Probabilistic fatigue evaluation of notched specimens considering small sample properties under multiaxial loading

Abstract

Probabilistic fatigue evaluation is the key to ensure the service integrity of large-sized mechanical equipment, but in practical engineering, the probabilistic fatigue models coupled with multiaxial stress conditions and small sample information characteristics are still insufficient. Accordingly, the virtual subsample augmentation method is effectively coupled with the improved Bootstrap method to propose a general probabilistic fatigue evaluation process. Specifically, the random sample regeneration method is first used to expand the small sample fatigue data, and then life distribution information under different stress levels is fused based on the backwards statistical inference method, the P-S-N curve is fitted with the integrated life dispersion information.

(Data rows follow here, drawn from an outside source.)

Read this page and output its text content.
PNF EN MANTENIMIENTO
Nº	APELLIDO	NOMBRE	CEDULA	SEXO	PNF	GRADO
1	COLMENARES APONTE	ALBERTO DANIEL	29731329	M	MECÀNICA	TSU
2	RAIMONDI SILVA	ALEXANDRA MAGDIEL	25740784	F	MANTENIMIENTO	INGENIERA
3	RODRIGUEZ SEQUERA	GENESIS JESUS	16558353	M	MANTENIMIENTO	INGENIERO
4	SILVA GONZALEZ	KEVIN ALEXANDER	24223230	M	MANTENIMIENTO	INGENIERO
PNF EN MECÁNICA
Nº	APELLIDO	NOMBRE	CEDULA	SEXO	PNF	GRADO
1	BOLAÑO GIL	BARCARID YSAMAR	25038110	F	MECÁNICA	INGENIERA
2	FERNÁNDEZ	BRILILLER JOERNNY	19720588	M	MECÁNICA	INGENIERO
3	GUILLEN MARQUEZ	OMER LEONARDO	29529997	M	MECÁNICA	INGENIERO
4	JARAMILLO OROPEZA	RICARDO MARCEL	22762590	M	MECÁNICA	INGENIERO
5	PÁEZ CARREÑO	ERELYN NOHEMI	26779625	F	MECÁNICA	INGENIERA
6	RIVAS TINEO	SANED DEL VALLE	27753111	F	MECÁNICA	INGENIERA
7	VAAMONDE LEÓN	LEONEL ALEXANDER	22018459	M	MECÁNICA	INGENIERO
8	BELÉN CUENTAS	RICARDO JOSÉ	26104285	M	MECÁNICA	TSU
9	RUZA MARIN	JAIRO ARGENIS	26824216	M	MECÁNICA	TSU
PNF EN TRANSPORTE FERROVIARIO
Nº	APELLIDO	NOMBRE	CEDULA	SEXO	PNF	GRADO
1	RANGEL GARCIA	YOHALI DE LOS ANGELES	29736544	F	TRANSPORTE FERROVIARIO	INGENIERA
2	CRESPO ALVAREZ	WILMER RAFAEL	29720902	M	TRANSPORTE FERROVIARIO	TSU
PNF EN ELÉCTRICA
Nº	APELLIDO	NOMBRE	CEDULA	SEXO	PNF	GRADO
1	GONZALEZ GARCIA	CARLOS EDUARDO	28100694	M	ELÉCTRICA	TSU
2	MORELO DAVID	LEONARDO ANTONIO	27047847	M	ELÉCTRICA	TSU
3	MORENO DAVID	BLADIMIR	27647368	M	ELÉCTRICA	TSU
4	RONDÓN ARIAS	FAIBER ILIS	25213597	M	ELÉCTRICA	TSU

Secondly, a new fatigue damage parameter based on the inhibition function is proposed to modify the P-S-N curve and predict fatigue life. Meantime, the multiaxial fatigue test of Q355(D) alloy steel with different notch sizes is carried out, and the model is verified in conjunction with existing fatigue test data of TC4-DT alloy and TC4 alloy. The results show that the proposed model has a certain universality for notched specimens, the modified stress field intensity method can accurately characterize the impact of notch and size effects on fatigue damage of specimens.